Grundsätzlich mag ich die „Enemies-to-Lovers“-Trope sehr, vor allem wegen der eigentlich schon vorprogrammierten Schlagabtausche. Die Chemie zwischen Georgia und Luca hat für mich gestimmt. Luca wird zwar erst als der typische Posterboy und Sohn eines berühmten Vaters eingeführt, ist aber – wie man es sich für eine gute Story wünscht – natürlich nicht so oberflächlich, wie es scheint. Was ich dabei wirklich mochte: Luca ist eigentlich ein „Netter“. Ich kann es nicht leiden, wenn die Frau in solchen Geschichten nur dazu da ist, ihr männliches Pendant anzuschmachten. Das hätte hier auch wirklich gar nicht zu Georgias starker Persönlichkeit gepasst. Beide Figuren begegnen sich auf Augenhöhe und Luca kann akzeptieren, dass Georgia manche Dinge einfach besser macht.

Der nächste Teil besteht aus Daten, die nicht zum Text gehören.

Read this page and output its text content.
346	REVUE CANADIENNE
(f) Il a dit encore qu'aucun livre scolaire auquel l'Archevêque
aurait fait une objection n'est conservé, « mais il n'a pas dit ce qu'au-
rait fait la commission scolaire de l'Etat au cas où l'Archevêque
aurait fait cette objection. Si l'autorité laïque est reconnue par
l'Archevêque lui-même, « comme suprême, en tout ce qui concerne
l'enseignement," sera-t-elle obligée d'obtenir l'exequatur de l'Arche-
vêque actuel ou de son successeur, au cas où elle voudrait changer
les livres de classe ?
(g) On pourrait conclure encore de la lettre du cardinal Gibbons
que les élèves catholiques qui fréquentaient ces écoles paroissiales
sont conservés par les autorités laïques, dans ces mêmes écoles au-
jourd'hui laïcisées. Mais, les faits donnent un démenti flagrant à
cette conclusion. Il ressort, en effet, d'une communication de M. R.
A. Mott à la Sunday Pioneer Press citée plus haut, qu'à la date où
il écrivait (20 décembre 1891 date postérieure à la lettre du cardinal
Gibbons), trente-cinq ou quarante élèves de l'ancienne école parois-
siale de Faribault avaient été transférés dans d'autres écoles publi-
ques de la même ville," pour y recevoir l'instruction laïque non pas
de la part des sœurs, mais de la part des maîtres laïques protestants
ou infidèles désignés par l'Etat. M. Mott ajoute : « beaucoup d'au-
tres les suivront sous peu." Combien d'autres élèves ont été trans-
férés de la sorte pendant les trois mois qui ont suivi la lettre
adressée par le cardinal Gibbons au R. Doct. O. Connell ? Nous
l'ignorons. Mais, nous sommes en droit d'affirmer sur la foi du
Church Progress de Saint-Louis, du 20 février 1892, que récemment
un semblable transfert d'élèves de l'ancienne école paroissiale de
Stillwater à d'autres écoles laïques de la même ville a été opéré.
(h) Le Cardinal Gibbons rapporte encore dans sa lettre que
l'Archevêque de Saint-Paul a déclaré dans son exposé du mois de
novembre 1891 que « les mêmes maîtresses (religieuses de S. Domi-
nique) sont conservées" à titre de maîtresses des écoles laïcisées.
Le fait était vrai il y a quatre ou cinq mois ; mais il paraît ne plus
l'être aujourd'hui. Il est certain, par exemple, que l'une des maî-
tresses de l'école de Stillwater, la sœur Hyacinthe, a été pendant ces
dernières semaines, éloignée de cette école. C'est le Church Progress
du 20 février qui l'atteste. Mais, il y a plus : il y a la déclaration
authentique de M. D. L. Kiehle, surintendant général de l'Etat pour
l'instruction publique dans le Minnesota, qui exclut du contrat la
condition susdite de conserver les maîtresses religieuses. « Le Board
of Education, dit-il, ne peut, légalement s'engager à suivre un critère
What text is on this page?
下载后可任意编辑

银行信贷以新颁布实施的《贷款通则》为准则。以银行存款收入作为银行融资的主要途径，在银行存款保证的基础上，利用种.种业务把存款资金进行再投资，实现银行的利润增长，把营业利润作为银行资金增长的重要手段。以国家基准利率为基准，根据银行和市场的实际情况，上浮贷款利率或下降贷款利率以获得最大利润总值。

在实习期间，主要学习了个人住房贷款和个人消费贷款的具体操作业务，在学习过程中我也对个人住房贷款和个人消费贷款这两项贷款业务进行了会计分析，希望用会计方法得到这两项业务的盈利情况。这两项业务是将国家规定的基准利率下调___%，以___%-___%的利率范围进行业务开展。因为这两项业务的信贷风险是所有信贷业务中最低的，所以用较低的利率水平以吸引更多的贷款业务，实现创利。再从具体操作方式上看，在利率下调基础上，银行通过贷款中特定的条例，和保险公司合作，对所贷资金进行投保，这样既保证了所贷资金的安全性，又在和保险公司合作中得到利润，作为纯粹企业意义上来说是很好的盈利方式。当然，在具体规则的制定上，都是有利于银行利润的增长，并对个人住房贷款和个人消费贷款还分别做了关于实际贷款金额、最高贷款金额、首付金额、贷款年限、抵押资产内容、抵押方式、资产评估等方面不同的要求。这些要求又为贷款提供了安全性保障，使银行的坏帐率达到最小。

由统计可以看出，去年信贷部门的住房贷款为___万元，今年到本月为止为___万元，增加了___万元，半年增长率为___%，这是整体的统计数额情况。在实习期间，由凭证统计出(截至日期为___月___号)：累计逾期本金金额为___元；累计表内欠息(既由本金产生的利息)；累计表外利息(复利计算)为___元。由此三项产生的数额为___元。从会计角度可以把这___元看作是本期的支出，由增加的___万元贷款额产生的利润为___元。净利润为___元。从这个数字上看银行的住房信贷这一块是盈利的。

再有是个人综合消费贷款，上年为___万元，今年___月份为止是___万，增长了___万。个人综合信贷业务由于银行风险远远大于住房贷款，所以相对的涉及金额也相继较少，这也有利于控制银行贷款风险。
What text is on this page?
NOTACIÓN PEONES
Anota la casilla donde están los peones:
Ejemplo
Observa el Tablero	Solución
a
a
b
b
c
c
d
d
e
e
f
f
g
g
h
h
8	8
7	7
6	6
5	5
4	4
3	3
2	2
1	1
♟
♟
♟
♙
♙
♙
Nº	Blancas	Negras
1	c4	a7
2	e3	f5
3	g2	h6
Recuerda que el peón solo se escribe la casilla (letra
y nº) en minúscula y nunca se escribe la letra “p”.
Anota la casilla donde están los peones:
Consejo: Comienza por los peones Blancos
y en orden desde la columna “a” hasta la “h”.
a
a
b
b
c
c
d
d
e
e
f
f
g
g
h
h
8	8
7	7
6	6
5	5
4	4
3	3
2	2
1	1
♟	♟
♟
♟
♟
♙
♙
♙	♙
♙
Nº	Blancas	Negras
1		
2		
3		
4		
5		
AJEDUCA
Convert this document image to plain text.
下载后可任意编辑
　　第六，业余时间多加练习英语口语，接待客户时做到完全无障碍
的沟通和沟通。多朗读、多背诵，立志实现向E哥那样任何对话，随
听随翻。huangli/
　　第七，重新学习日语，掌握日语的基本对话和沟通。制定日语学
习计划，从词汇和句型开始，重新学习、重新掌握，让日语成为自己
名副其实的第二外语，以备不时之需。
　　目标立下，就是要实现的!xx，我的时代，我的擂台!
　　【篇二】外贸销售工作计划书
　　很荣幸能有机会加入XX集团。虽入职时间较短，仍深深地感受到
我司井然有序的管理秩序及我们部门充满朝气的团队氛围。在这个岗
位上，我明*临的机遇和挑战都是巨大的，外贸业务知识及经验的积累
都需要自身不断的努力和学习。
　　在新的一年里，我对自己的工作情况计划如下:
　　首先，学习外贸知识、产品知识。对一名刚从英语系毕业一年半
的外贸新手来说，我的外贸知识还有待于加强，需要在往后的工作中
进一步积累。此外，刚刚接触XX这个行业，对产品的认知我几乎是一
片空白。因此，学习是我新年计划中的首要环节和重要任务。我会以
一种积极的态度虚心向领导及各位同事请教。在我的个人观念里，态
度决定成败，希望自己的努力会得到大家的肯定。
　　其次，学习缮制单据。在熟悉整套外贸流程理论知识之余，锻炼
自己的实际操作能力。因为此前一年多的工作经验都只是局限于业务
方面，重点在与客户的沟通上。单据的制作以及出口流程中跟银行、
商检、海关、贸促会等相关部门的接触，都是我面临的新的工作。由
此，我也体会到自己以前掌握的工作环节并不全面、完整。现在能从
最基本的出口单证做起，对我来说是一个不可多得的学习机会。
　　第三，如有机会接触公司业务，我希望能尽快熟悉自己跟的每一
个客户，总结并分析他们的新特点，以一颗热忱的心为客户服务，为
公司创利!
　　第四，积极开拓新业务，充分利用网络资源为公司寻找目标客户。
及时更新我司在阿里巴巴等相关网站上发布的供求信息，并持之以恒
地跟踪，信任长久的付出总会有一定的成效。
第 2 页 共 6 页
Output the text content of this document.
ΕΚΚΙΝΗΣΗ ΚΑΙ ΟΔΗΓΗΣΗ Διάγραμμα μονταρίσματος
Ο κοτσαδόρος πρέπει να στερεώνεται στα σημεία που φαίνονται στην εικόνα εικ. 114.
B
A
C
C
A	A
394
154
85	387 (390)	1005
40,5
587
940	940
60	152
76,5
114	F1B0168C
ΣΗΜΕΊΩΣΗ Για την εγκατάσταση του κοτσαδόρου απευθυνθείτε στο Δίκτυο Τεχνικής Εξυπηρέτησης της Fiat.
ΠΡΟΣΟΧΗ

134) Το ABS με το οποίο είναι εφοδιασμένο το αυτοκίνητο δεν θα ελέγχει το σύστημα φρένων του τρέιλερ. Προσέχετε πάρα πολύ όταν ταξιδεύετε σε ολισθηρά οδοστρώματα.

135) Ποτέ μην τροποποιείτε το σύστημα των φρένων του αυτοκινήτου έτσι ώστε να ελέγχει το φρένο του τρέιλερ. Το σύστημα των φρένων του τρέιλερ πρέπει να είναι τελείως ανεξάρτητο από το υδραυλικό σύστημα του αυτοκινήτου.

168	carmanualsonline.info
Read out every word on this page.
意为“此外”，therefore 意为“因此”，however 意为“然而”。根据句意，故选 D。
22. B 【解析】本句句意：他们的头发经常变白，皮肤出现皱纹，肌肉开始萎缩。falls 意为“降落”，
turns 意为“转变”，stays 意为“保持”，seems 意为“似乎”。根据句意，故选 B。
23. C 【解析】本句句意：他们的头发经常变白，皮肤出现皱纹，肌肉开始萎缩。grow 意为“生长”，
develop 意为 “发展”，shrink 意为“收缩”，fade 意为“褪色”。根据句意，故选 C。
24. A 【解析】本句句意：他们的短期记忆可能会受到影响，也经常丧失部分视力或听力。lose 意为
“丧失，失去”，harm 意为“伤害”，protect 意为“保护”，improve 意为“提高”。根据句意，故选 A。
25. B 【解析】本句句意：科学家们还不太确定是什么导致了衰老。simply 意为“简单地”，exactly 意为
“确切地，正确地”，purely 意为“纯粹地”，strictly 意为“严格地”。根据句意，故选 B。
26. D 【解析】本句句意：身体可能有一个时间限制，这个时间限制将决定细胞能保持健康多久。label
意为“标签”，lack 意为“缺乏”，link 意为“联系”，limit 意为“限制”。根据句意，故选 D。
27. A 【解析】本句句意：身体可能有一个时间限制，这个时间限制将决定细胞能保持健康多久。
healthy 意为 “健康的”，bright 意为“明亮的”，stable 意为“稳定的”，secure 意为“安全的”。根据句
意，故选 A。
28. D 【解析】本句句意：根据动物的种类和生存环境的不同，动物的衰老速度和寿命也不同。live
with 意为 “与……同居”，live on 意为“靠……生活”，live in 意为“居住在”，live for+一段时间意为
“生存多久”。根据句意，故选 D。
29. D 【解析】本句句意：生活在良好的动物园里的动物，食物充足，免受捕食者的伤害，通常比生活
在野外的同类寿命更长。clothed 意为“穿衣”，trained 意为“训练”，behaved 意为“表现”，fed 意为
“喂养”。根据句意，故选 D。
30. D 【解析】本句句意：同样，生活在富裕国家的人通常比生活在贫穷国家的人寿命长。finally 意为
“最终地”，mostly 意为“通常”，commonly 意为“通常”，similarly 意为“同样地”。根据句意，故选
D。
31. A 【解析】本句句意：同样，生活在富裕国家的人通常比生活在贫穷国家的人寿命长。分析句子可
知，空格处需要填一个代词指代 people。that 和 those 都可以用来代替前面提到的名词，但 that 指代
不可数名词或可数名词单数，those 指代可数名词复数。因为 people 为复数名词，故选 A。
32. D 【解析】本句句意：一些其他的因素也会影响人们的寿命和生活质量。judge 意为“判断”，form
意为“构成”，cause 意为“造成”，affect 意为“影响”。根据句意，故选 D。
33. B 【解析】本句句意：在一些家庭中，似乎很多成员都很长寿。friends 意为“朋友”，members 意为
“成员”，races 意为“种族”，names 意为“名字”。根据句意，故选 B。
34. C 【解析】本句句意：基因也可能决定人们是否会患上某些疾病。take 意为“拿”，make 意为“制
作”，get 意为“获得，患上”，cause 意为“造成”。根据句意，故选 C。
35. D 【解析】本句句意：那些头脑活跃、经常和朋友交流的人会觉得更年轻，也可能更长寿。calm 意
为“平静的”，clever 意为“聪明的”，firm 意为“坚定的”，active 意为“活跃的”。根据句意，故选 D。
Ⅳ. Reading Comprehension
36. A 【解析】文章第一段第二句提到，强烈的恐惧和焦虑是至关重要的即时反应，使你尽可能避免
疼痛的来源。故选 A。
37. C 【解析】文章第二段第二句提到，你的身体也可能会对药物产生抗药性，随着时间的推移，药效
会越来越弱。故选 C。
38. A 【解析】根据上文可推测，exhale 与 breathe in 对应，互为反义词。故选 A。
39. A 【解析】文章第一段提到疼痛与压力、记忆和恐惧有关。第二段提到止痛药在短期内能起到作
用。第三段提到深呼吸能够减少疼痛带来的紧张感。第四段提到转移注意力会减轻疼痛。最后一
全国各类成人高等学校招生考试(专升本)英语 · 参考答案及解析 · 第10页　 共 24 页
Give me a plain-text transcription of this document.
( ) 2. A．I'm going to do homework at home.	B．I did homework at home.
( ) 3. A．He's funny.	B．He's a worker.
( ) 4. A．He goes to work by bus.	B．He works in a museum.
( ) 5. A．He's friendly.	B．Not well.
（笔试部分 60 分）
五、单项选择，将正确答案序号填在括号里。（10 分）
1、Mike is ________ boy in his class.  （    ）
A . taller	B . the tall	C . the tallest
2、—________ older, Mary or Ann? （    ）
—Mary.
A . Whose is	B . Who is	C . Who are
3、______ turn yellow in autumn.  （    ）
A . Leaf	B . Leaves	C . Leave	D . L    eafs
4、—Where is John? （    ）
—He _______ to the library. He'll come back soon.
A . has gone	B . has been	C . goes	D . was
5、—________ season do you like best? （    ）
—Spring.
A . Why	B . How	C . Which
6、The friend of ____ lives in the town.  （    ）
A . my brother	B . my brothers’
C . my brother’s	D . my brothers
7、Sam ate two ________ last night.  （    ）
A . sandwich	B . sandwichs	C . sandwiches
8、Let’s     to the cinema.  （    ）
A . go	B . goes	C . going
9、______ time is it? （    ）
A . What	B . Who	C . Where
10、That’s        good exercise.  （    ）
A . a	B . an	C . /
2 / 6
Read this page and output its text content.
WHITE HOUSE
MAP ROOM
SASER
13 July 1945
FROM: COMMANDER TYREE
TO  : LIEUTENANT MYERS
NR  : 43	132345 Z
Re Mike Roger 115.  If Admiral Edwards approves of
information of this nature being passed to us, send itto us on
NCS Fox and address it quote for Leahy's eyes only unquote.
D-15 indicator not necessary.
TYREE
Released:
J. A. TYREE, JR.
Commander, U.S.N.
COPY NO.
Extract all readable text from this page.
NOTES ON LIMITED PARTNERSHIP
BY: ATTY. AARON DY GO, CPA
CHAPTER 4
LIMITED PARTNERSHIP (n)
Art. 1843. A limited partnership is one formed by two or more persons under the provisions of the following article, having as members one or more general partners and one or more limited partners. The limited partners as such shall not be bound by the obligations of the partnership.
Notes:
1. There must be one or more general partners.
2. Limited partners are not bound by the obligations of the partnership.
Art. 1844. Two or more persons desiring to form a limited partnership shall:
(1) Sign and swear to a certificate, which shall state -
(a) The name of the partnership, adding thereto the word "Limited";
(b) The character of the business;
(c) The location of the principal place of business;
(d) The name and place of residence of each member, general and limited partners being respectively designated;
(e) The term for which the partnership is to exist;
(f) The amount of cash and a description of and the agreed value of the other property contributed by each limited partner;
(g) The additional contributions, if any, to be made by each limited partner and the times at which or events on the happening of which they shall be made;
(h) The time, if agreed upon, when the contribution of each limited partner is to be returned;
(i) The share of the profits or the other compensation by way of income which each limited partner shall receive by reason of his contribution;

Mein einziger kleiner Kritikpunkt ist Georgias extreme Reaktion auf ein geplatztes Date von früher. Luca ist damals nicht aufgetaucht, und dass sie ihn deshalb jahrelang regelrecht hasst, fand ich etwas drüber. Aber okay, sie war da Anfang 20 und steckte voller Träume – und irgendwie muss der „Hass“-Teil der Geschichte ja begründet werden, damit die Trope am Ende funktioniert.

Fazit:
Insgesamt ein echt schönes Buch für zwischendurch. Wer Lust auf eine Lovestory mit echtem Rennsport-Feeling und Charakteren hat, die sich nicht nur gegenseitig anschmachten, sondern sich wirklich was zu sagen haben, macht hier nichts falsch.